Top Pick: Grimm Fairy Tales Presents: The Jungle Book: Fall of the Wild #2 (Zenescope) – The first miniseries in this trilogy was a standout, the second less so. The first issue of this third series looks like it might recapture some of what made the first series so good.
Gotham Academy #4 (DC Comics) – This series was one of the biggest surprises of 2014 and although ostensibly aimed at teens, is an all-ages read, and should be on a lot more pull lists.
He-Man Eternity War #2 (DC Comics) – This series has been below most people’s radar, but this isn’t your childhood He-Man. The writers continue to use the traditional characters as a base for a new and exciting take on fantasy and sci-fi.
Inhuman #11 (Marvel) – Marvel’s focus on Inhumans in comics and on the big screen continues here. This series has been unexpectedly gripping with its diaspora theme and well written characters
Thor #4 (Marvel) – There are surely those that are still holding out for the return of male Thor (who has never really been gone yet), but the new direction in this series has been fun so far.
Top Pick: Batman #38 (DC Comics) – The “Endgame” arc in Batman has been stupendously creepy and expertly done thus far, and there is absolutely no reason to believe this next issue won’t be more of that. Snyder and Capullo understand the comics craft more than a lot of creative teams doing work today.
Bitch Planet #2 (Image Comics) – The first issue of Bitch Planet received loads of critical praise focused mainly on its elegant yet ridiculous take on feminism within the context of female prison exploitation fiction. A second issue to flesh out the characters and larger conflict comes highly anticipated.
Harley Quinn #14 (DC Comics) – The three issue arc focusing upon a team-up with Powergirl that just concluded in Harley Quinn dragged on for way too long despite all of the fun it brought to the table.

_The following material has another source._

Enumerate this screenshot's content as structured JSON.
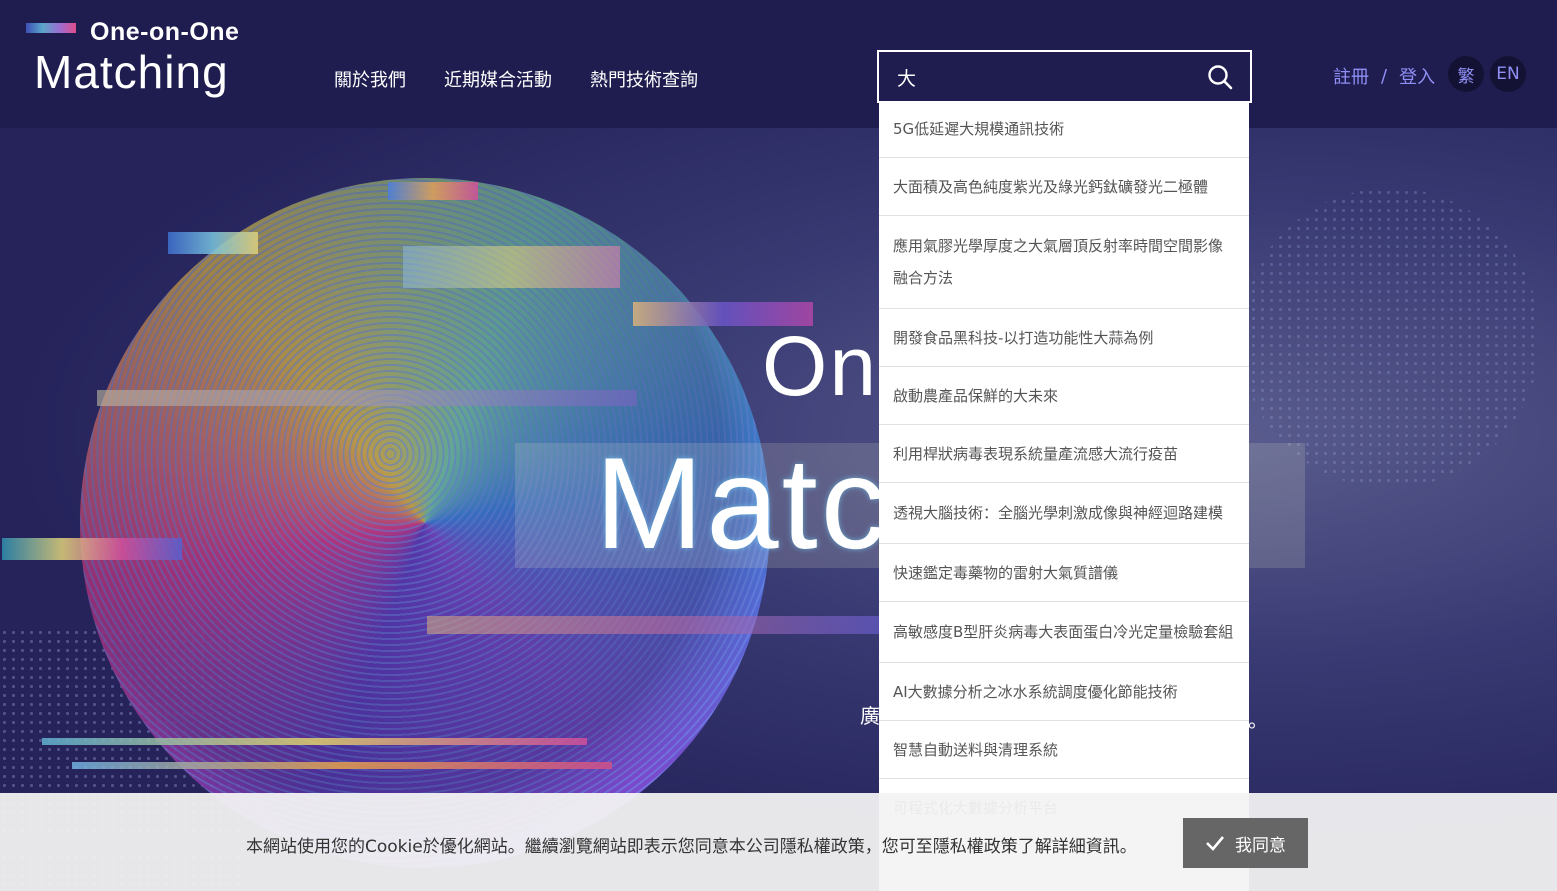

A fresh storyline sounds great, which is what this issue promises: one about a new love interest for Harley, to boot.
Multiversity Guidebook #1 (DC Comics) – Despite what our esteemed editor in chief would have you believe, Multiversity kicks ass thanks to Grant Morrison’s expert knowledge of both DC Universe continuity and superhero worship. An expansive guide to the vast multiverse of DC from him, along with some bonus narrative, should be a real treat.
Sex Criminals #10 (Image Comics) – The delays for Sex Criminals have been absolutely brutal, but the end result of the effort put into each issue has been consistently fantastic. This issue marks the end of the second arc, leading into a third that will hopefully release on a reasonable schedule.

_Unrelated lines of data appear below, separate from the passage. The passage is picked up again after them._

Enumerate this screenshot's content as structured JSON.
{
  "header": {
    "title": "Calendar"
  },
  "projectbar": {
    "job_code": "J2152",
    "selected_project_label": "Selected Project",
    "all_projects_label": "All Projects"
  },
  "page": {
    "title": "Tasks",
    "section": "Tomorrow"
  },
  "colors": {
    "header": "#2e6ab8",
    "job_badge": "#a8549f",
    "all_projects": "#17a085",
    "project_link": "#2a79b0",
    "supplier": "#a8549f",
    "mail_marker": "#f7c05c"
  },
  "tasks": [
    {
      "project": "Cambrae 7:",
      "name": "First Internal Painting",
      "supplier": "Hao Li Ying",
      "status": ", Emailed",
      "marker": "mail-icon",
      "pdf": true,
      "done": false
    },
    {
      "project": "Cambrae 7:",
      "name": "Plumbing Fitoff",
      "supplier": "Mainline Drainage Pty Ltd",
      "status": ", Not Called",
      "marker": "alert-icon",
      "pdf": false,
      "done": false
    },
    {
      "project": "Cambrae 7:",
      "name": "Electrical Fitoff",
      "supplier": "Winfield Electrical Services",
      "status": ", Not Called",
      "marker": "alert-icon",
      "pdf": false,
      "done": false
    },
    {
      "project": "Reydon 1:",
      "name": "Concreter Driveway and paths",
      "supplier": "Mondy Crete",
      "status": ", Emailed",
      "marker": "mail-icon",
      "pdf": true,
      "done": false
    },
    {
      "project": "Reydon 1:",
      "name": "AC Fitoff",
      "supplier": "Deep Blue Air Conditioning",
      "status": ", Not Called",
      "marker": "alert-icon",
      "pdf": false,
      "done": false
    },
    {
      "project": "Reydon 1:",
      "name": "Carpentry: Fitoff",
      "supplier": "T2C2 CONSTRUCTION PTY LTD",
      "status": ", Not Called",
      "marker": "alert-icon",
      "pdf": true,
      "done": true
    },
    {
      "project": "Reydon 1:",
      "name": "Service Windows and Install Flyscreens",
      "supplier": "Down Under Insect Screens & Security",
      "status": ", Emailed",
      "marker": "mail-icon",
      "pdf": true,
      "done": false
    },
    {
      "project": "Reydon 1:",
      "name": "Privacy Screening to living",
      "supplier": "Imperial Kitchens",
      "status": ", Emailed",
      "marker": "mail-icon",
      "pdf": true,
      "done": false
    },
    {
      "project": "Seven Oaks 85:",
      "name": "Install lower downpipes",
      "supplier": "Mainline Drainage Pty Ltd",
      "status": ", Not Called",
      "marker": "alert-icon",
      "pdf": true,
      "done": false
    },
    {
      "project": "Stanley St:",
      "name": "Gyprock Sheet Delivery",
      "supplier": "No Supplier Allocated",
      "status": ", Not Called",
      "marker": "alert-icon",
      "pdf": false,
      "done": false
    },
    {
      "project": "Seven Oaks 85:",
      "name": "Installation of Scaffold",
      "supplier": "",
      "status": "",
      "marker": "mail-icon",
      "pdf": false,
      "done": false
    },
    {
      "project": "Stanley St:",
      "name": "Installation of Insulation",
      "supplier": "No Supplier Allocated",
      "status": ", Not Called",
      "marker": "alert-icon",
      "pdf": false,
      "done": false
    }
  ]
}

Top Pick: Betty Page: Queen of Curves (Rizzoli) – This fabulous collection of Bunny Yeager’s photographs of the iconic Betty Page is a coffee table book for the ages. I love coffee, books, and Betty’s classic look on the cover–along with a leopard, no less, so this will have a place of honor in my living room.
Cisco Kid TP Vol. I 1951-1953 (Classic Comics Press) – I’m a fan of this golden era of Westerns and used to watch the Cisco Kid TV show featuring the excellent actor Leo Carillo as Pancho (Mr. Carillo had also worked as a cartoonist). Love the classic look of the drawings here and looking forward to more!
Film Fax #139 (Film Fax) – Any volume that contains news of Bela Lugosi and Bobby Rydell between the same two covers has me at first glance. Add to that the 1950’s robot history included here and Miss NASA 1960’s and I’m in retro pop-culture heaven!
New York Burlesque: Photos by Roy Kemp (Schiffer Publishing) – With today’s renaissance of burlesque as an art form from New Orleans to New York City, where this timely volume is set, Mr. Kemp’s photographs will provide a historical context that’s as informative as it is sexy and fun.
Sleepy Hollow #4 (Boom! Studios) – I’ve watched the show since the very beginning and am new to the comics, so I have bit of catching up to do here. As someone who loves an archaic turn of phrase and obscure expressions, Ichabod’s mid-eighteenth century lamentations on modern society make me swoon.